Let $f_n \in C([0,2014]) $ Show, that if $f_n \rightrightarrows f$ and for all n $\int_{[0,2014]} ff_n dl_1=0$ then $ f\equiv 0$

Question

Let $f_n \in C([0,2014]) $ Show, that if $f_n \rightrightarrows f$ and for all n $\int_{[0,2014]} ff_n dl_1=0$ then $ f\equiv 0$

I have no idea how to start the exercise like that.

Answer 1

Assume that $f$ and all $f_n$ are real-valued.

We can show that $f_n\rightrightarrows f$ implies $$\int_0^{2014}f_n^2(x)dx\to\int_0^{2014}f ^2(x)dx. $$

Indeed, $$\left|\int_0^{2014}(f_n^2(x)-f ^2(x))dx\right|\le 2014\cdot \|f_n+f\|_\infty\cdot\|f_n-f\|_\infty. $$ The second factor is bounded (and converges to $2\|f\|_\infty$), the third one converges to zero.

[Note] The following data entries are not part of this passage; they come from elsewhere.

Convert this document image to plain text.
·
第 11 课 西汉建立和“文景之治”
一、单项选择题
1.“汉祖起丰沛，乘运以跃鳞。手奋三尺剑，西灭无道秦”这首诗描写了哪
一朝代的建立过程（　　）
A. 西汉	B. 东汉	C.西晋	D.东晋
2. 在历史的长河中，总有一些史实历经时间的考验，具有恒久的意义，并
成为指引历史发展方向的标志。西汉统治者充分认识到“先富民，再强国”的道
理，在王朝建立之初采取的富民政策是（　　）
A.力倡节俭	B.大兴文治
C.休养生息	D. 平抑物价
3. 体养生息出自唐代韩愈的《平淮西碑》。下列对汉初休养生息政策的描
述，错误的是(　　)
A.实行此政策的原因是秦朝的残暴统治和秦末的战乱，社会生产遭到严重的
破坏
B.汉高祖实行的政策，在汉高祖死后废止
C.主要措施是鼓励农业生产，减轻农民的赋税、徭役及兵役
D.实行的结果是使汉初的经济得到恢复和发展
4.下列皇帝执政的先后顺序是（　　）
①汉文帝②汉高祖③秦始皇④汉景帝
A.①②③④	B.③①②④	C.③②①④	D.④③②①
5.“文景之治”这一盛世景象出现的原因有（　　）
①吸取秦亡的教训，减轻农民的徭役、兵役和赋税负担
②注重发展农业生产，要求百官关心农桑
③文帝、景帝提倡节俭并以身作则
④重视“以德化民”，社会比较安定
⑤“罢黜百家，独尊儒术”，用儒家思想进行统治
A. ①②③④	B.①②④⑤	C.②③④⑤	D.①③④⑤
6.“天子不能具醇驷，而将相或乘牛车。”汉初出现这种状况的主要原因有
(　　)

Now let's look at $$\int_0^{2014}(f_n(x)+f(x))^2dx.$$ On the one hand , it is equal to $$\int_0^{2014}(f_n^2(x)+f^2(x))dx $$ by assumption and converges therefore to $$2\int_0^{2014} f^2(x)dx.$$

On the other hand, $$\left|\int_0^{2014}\left((f_n(x)+f(x))^2-4f^2(x)\right)dx\right|\le 2014\cdot \|f_n+3f\|_\infty\cdot\|f_n-f\|_\infty \to 0.$$ So, the integral $\int_0^{2014}(f_n^2(x)+f^2(x))dx$ converges to both $2\int_0^{2014} f^2(x)dx $ and $4\int_0^{2014} f^2(x)dx $, which results in only one option: $$2\int_0^{2014} f^2(x)dx =0.$$

This an integral of a non-negative function, so we can conclude that this function is zero almost everywhere. It's a continuous function, hence it's zero everywhere.